In the cell below, use the scand_countries and years variables to view descriptive statistics for all Scandinavian countries in each year.

Evaluate cells based on conditions#

pandas allows an easy way to identify values in a DataFrame that meet a certain condition, using operators like <, >, and ==. For example, let’s see which countries in a list had a GDP over 10,000 in 1962 and 1992. The result is reported in Booleans (True/False) for each cell.

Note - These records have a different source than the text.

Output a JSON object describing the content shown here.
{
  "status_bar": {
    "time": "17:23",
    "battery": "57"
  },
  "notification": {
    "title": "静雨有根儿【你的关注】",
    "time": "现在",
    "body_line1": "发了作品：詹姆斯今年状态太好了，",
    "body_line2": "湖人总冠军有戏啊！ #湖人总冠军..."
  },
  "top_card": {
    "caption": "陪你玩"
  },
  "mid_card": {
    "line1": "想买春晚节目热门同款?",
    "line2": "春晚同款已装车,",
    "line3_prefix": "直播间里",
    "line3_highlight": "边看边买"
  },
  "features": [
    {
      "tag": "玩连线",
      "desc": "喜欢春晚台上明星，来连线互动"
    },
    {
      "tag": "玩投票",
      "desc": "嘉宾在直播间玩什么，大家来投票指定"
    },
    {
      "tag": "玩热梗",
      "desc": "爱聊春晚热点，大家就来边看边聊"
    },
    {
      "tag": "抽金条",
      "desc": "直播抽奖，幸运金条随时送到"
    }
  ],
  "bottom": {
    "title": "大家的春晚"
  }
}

countries = ['France', 'Germany', 'Italy', 'Spain', 'United Kingdom']
df.loc[countries, ['gdpPercap_1962', 'gdpPercap_1992']] > 10000
gdpPercap_1962 gdpPercap_1992
country
France True True
Germany True True
Italy False True
Spain False True
United Kingdom True True

Select values or NaN using a Boolean mask.#

A DataFrame full of Booleans is sometimes called a mask because of how it can be used. A mask removes values that are not True, and replaces them with NaN — a special Python value representing “not a number”. This can be useful because pandas ignores NaN values when doing computations.

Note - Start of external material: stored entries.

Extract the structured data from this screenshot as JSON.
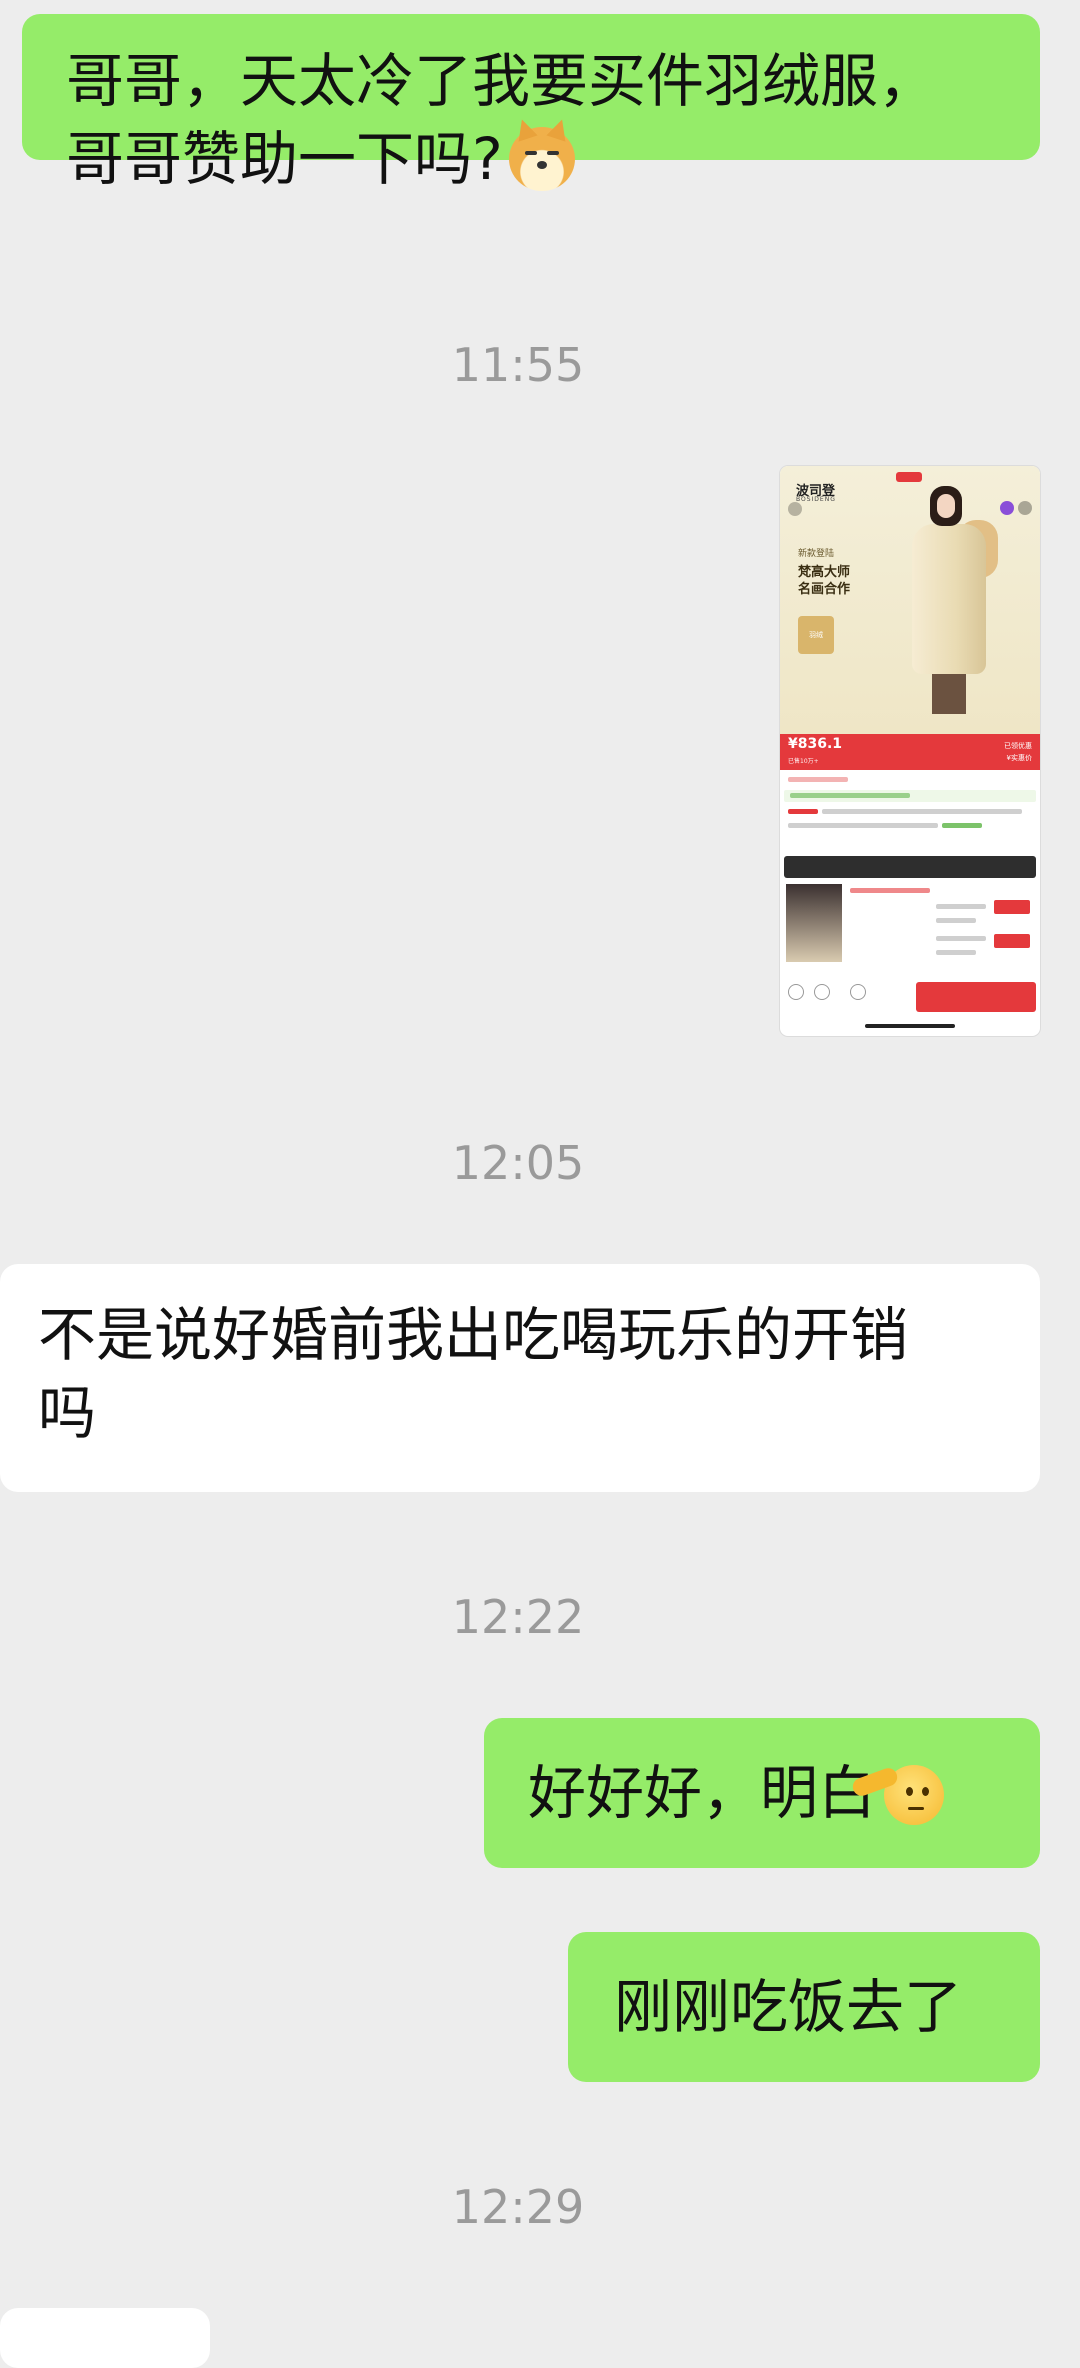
{
  "messages": [
    {
      "line1": "哥哥，天太冷了我要买件羽绒服，",
      "line2": "哥哥赞助一下吗?",
      "emoji": "shiba-dog-emoji"
    },
    {
      "timestamp": "11:55"
    },
    {
      "image": {
        "brand": "波司登",
        "brand_sub": "BOSIDENG",
        "subtag": "新款登陆",
        "headline_line1": "梵高大师",
        "headline_line2": "名画合作",
        "badge": "羽绒",
        "price": "¥836.1",
        "price_sub": "已售10万+",
        "right_top": "已领优惠",
        "right_bottom": "¥实惠价"
      }
    },
    {
      "timestamp": "12:05"
    },
    {
      "line1": "不是说好婚前我出吃喝玩乐的开销",
      "line2": "吗"
    },
    {
      "timestamp": "12:22"
    },
    {
      "text": "好好好，明白",
      "emoji": "salute-face-emoji"
    },
    {
      "text": "刚刚吃饭去了"
    },
    {
      "timestamp": "12:29"
    }
  ],
  "colors": {
    "background": "#ededed",
    "sent_bubble": "#95ec69",
    "received_bubble": "#ffffff",
    "timestamp_text": "#9a9a9a"
  }
}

We create a mask by assigning the output of a conditional statement to a variable name:

mask = scand_data > 30000

Then we can apply the mask to the DataFrame to get only the values that meet the criterion:

scand_data[mask]
gdpPercap_1992 gdpPercap_2002
country
Denmark NaN 32166.50006
Finland NaN NaN
Iceland NaN 31163.20196
Norway 33965.66115 44683.97525
Sweden NaN NaN

As an example of how this might be used, the steps above would now allow us to find the lowest GDP value in each year, that was above 30,000:

scand_data[mask].min()
gdpPercap_1992    33965.66115
gdpPercap_2002    31163.20196
dtype: float64

Split-Apply-Combine#

A common task in data science is to split data into meaningful subgroups, apply an operation to each subgroup (e.g., compute the mean), and then combine the results into a single output, such as a table or a new DataFrame. This paradigm was famously described by Hadley Wickham in a 2011 paper.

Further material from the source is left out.